O'Neill
- Company type: Private
- Founded: San Francisco, California, U.S. 1952; 74 years ago
- Founder: Jack O'Neill
- Headquarters: Luxembourg, Grand Duchy of Luxembourg
- Products: Apparel: surfwear, swimwear, snowwear
- Parent: Sisco Textiles N.V.
- Website: eu.oneill.com

= O'Neill (brand) =

American apparel company

O'Neill is an originally Californian surfwear and surfboard brand, now owned by Sisco Textiles, a privately held company headquartered in Luxembourg. It was started in 1952 by Jack O'Neill in San Francisco, and was later based in Santa Cruz. The company logo symbolizes a breaking surf wave. "O'NEILL" and the "Wave logo" are trademarks registered worldwide.

==History==
Jack O'Neill started the company in 1952 in the garage of his house near Ocean Beach in San Francisco, later moving to a site in a bar parking lot on the Great Highway. By the end of the decade he and the business moved to Santa Cruz, where he opened his second store in 1959. Jack O'Neill was one of the originators of the use of neoprene for wetsuits. O'Neill was a pioneering retailer of surfwear and also sells lifestyle apparel and snow sports-related apparel.

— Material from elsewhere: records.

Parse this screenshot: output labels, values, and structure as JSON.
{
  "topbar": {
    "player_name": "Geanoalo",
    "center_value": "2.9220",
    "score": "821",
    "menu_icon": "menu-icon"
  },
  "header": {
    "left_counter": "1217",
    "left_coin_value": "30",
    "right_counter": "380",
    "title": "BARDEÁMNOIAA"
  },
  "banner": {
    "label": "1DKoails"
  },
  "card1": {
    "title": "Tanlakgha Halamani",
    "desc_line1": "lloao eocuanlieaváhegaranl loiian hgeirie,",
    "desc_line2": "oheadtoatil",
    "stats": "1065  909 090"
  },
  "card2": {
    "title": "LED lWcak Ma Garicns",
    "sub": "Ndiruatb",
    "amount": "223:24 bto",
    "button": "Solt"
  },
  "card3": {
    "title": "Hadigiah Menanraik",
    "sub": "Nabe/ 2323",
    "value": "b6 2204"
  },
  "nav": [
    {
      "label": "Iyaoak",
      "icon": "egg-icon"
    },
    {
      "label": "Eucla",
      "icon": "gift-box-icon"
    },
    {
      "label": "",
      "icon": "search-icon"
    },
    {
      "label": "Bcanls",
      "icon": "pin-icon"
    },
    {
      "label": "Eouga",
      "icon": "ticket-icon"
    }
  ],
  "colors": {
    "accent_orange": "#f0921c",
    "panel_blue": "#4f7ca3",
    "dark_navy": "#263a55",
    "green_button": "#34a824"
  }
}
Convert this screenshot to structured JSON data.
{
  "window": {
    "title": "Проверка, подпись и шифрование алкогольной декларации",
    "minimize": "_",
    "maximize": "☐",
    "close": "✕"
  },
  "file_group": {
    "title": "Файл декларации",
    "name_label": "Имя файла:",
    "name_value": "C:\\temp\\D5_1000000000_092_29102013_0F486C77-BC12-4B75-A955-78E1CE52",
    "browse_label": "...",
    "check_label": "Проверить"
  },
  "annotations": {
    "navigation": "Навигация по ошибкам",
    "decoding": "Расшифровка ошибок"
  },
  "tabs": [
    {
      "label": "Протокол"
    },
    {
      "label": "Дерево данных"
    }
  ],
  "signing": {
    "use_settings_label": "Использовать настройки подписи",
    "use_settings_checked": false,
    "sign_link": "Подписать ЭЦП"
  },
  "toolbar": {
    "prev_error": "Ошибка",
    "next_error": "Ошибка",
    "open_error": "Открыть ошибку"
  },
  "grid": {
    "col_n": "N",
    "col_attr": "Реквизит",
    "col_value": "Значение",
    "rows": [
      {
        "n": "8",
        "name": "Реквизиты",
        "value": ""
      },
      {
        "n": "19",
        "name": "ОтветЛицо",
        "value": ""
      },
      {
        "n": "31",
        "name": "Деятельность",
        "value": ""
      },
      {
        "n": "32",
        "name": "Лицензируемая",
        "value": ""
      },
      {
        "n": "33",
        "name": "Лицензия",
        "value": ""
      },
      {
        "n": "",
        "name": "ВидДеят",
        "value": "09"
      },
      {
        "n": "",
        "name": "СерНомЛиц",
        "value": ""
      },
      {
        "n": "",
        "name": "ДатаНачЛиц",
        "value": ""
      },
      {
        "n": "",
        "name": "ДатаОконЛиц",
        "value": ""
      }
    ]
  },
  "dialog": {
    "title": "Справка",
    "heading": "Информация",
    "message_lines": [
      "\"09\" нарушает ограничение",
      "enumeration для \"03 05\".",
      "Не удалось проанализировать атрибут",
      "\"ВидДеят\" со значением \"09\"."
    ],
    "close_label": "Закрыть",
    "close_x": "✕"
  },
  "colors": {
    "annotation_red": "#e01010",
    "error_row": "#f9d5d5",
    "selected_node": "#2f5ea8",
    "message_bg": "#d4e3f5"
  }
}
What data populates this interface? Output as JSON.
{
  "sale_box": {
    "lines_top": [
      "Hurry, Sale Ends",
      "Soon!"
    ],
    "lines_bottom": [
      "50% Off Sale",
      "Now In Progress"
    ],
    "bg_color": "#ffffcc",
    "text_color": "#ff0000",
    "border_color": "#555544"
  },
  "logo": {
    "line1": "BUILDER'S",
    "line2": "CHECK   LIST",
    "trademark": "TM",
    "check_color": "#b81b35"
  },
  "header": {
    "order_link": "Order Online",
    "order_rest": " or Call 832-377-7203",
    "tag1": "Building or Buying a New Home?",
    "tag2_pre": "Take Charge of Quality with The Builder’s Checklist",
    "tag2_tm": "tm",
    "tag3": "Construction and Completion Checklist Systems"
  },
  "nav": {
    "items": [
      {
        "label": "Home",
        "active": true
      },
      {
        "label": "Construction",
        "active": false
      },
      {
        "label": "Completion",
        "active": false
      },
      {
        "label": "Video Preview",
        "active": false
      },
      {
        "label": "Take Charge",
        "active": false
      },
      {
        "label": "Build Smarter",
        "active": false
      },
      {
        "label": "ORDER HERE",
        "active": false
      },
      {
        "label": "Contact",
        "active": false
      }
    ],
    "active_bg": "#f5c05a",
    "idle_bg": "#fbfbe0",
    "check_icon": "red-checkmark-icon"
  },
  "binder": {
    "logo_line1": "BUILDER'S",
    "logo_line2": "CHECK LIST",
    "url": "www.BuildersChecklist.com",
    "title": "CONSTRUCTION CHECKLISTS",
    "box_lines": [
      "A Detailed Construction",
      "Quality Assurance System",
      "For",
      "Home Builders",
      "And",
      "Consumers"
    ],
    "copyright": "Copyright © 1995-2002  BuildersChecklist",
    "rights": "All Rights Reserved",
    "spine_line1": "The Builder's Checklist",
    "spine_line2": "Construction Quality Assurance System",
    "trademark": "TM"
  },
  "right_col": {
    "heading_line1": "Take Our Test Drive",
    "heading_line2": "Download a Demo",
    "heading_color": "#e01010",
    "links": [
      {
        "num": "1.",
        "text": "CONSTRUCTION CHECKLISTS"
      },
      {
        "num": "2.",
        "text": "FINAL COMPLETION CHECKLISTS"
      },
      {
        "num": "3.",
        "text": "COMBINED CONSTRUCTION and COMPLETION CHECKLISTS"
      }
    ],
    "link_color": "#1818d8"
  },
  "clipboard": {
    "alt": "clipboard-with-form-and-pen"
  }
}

In May 2007 the ownership of the brand was sold to Sisco Textiles N.V., a holding company headquartered in Luxembourg.
In 2009, O'Neill went into administration in the United Kingdom, closing 6 locations by October 2009. O'Neill currently has satellite offices in countries including the United States, Canada, the Netherlands, Australia, Chile, and Korea. Products are distributed to 86 countries, some by licensed distributors. In the United States, the O'Neill clothing license has been held by the La Jolla Group since 1993, and the company is now headquartered in Irvine, California. The O'Neill wetsuit business remains in the ownership of the O'Neill family, with its headquarters in Santa Cruz. The first Santa Cruz store, near Cowell Beach, was designated a California Point of Historical Interest in 2012. Jack O'Neill died in 2017.

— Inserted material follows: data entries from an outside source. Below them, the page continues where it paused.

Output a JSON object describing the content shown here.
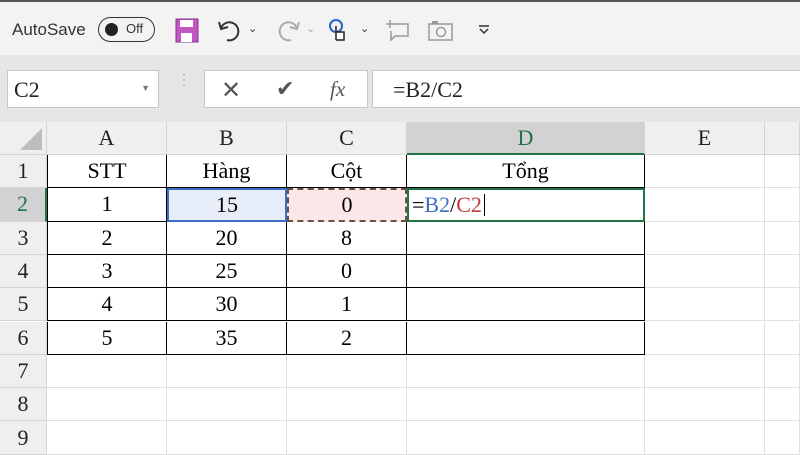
{
  "toolbar": {
    "autosave_label": "AutoSave",
    "toggle_label": "Off"
  },
  "formula_bar": {
    "name_box": "C2",
    "formula": "=B2/C2",
    "fx_label": "fx"
  },
  "columns": [
    "A",
    "B",
    "C",
    "D",
    "E"
  ],
  "rows": [
    "1",
    "2",
    "3",
    "4",
    "5",
    "6",
    "7",
    "8",
    "9"
  ],
  "table": [
    [
      "STT",
      "Hàng",
      "Cột",
      "Tổng"
    ],
    [
      "1",
      "15",
      "0",
      ""
    ],
    [
      "2",
      "20",
      "8",
      ""
    ],
    [
      "3",
      "25",
      "0",
      ""
    ],
    [
      "4",
      "30",
      "1",
      ""
    ],
    [
      "5",
      "35",
      "2",
      ""
    ]
  ],
  "edit": {
    "eq": "=",
    "ref1": "B2",
    "slash": "/",
    "ref2": "C2"
  },
  "colors": {
    "ref1": "#3b6fc4",
    "ref2": "#c0393b",
    "active": "#217346"
  }
}
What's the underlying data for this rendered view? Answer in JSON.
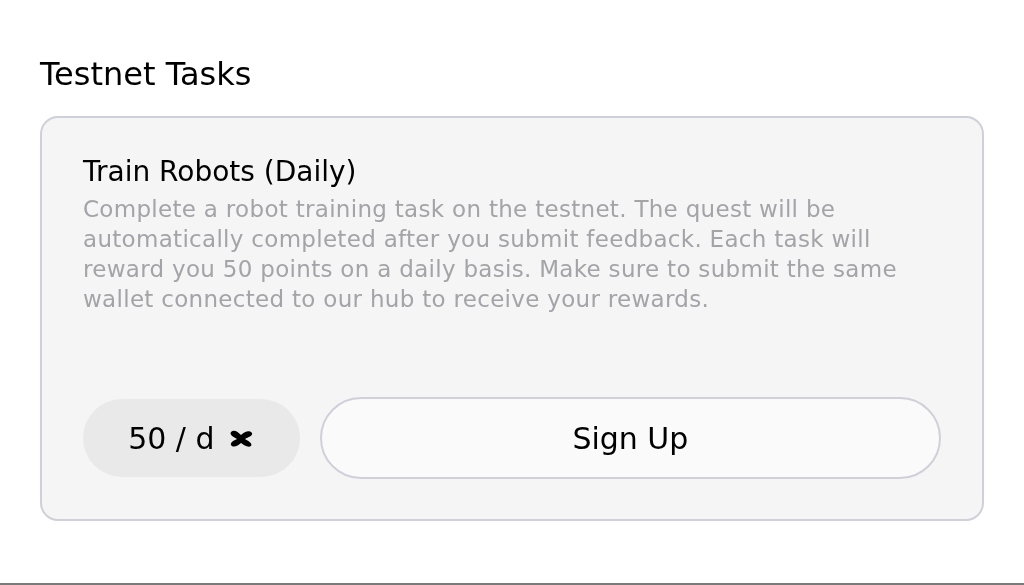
{
  "section_title": "Testnet Tasks",
  "task": {
    "title": "Train Robots (Daily)",
    "description": "Complete a robot training task on the testnet. The quest will be automatically completed after you submit feedback. Each task will reward you 50 points on a daily basis. Make sure to submit the same wallet connected to our hub to receive your rewards.",
    "reward": "50 / d",
    "button": "Sign Up"
  }
}
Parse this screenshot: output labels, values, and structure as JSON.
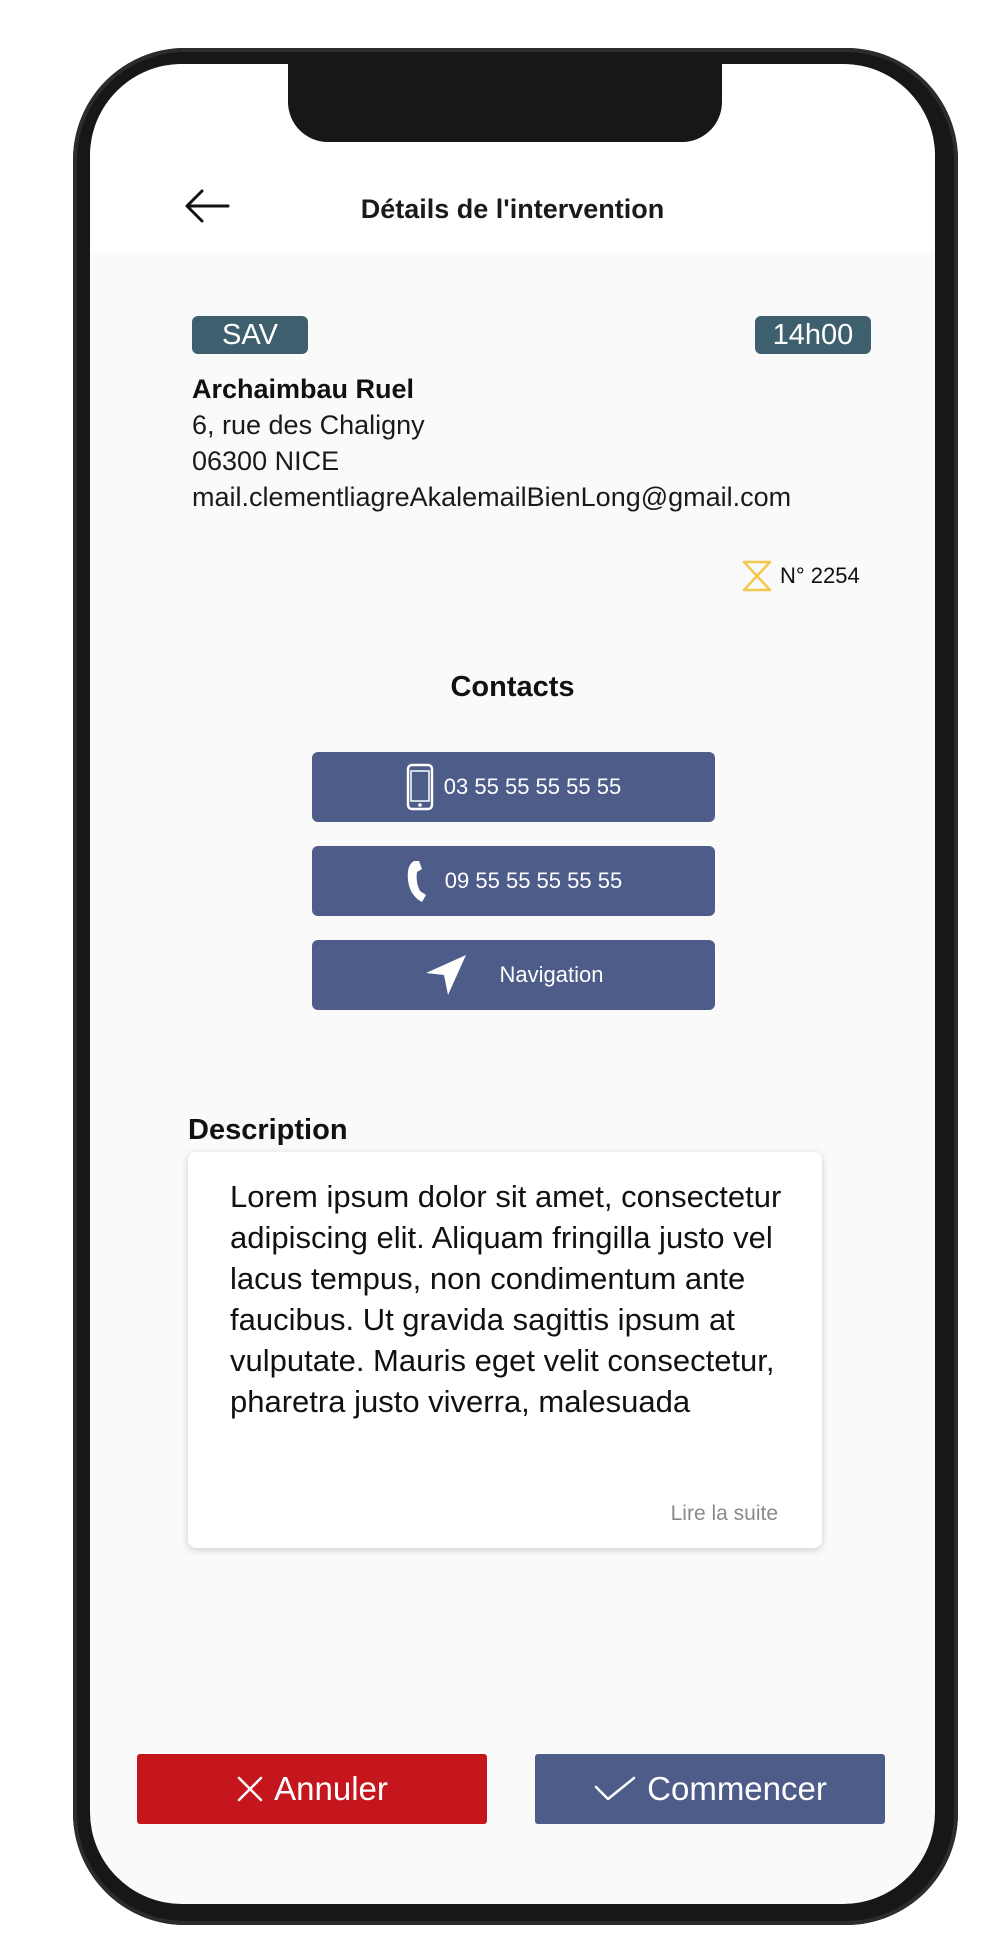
{
  "header": {
    "title": "Détails de l'intervention"
  },
  "intervention": {
    "type_badge": "SAV",
    "time_badge": "14h00",
    "client_name": "Archaimbau Ruel",
    "address_line1": "6, rue des Chaligny",
    "address_line2": "06300 NICE",
    "email": "mail.clementliagreAkalemailBienLong@gmail.com",
    "number": "N° 2254",
    "status_icon": "hourglass-icon"
  },
  "contacts": {
    "title": "Contacts",
    "mobile": {
      "label": "03 55 55 55 55 55",
      "icon": "smartphone-icon"
    },
    "phone": {
      "label": "09 55 55 55 55 55",
      "icon": "phone-icon"
    },
    "navigation": {
      "label": "Navigation",
      "icon": "navigation-arrow-icon"
    }
  },
  "description": {
    "title": "Description",
    "text": "Lorem ipsum dolor sit amet, consectetur adipiscing elit. Aliquam fringilla justo vel lacus tempus, non condimentum ante faucibus. Ut gravida sagittis ipsum at vulputate. Mauris eget velit consectetur, pharetra justo viverra, malesuada",
    "read_more": "Lire la suite"
  },
  "actions": {
    "cancel_label": "Annuler",
    "start_label": "Commencer"
  },
  "colors": {
    "badge": "#3e5f6d",
    "primary": "#4d5c88",
    "danger": "#c4161c",
    "hourglass": "#f2c94c"
  }
}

In early 2025 the company announced the closure of its flagship store in downtown Santa Cruz, while retaining other stores in the city.

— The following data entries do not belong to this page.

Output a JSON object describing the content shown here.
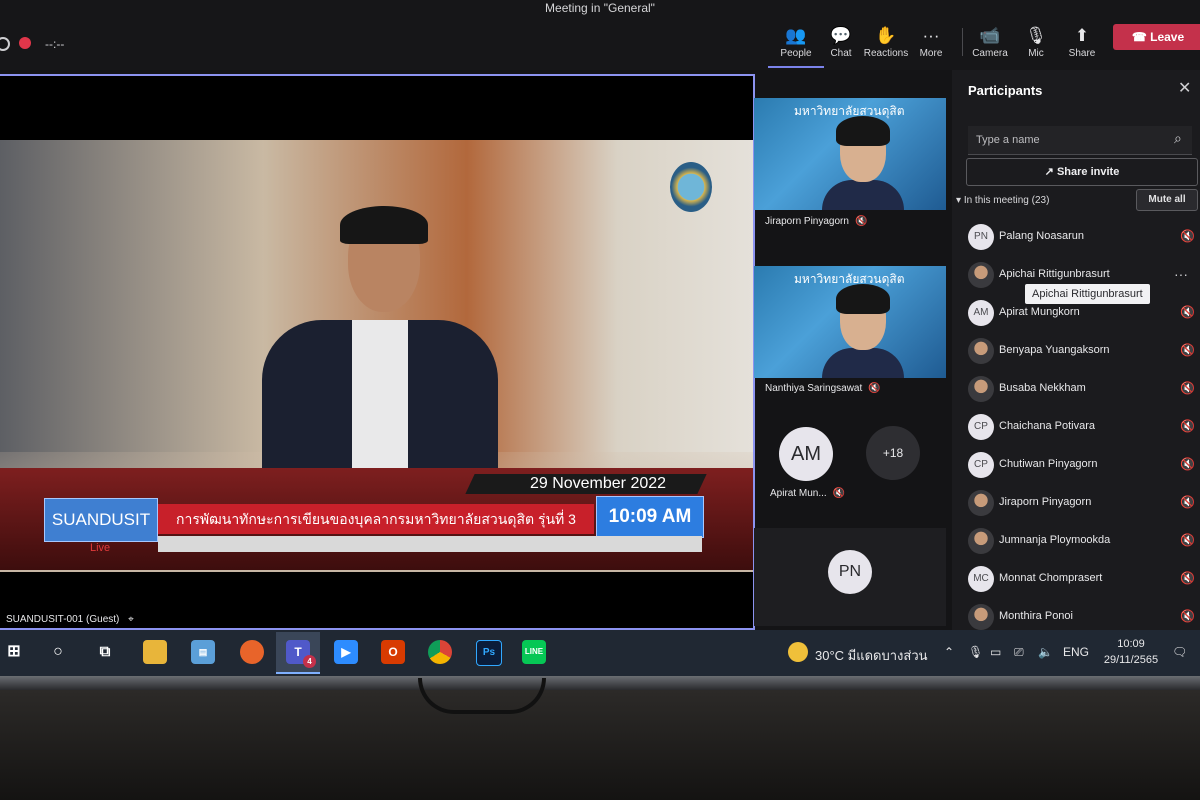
{
  "window": {
    "title": "Meeting in \"General\"",
    "recording_time": "--:--"
  },
  "toolbar": {
    "people": "People",
    "chat": "Chat",
    "reactions": "Reactions",
    "more": "More",
    "camera": "Camera",
    "mic": "Mic",
    "share": "Share",
    "leave": "Leave"
  },
  "stage": {
    "broadcast_date": "29 November 2022",
    "brand": "SUANDUSIT",
    "headline": "การพัฒนาทักษะการเขียนของบุคลากรมหาวิทยาลัยสวนดุสิต รุ่นที่ 3",
    "time": "10:09 AM",
    "live": "Live",
    "participant_name": "SUANDUSIT-001 (Guest)"
  },
  "tiles": [
    {
      "banner": "มหาวิทยาลัยสวนดุสิต",
      "name": "Jiraporn Pinyagorn"
    },
    {
      "banner": "มหาวิทยาลัยสวนดุสิต",
      "name": "Nanthiya Saringsawat"
    }
  ],
  "avatar_tiles": {
    "am_initials": "AM",
    "am_name": "Apirat Mun...",
    "more_count": "+18",
    "pn_initials": "PN"
  },
  "participants_panel": {
    "title": "Participants",
    "search_placeholder": "Type a name",
    "share_invite": "Share invite",
    "in_meeting": "In this meeting (23)",
    "mute_all": "Mute all",
    "tooltip": "Apichai Rittigunbrasurt",
    "people": [
      {
        "initials": "PN",
        "name": "Palang Noasarun"
      },
      {
        "initials": "",
        "name": "Apichai Rittigunbrasurt"
      },
      {
        "initials": "AM",
        "name": "Apirat Mungkorn"
      },
      {
        "initials": "",
        "name": "Benyapa Yuangaksorn"
      },
      {
        "initials": "",
        "name": "Busaba Nekkham"
      },
      {
        "initials": "CP",
        "name": "Chaichana Potivara"
      },
      {
        "initials": "CP",
        "name": "Chutiwan Pinyagorn"
      },
      {
        "initials": "",
        "name": "Jiraporn Pinyagorn"
      },
      {
        "initials": "",
        "name": "Jumnanja Ploymookda"
      },
      {
        "initials": "MC",
        "name": "Monnat Chomprasert"
      },
      {
        "initials": "",
        "name": "Monthira Ponoi"
      }
    ]
  },
  "taskbar": {
    "teams_badge": "4",
    "weather": "30°C มีแดดบางส่วน",
    "language": "ENG",
    "time": "10:09",
    "date": "29/11/2565"
  },
  "colors": {
    "accent": "#7b83eb",
    "leave": "#c4314b",
    "brand_blue": "#3f7fd1",
    "headline_red": "#c8202a"
  }
}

==Charitable and stewardship activities==

The O'Neill Sea Odyssey, established by Jack O'Neill in 1996, is a free program to strengthen mostly disadvantaged children's connection to the environment, which is a non-profit arm of the company.

O'Neill also promotes responsible stewardship of the marine environment through donations to the Surfrider Foundation and through its O'Neill Blue brand of sustainably sourced swimwear, introduced in 2015.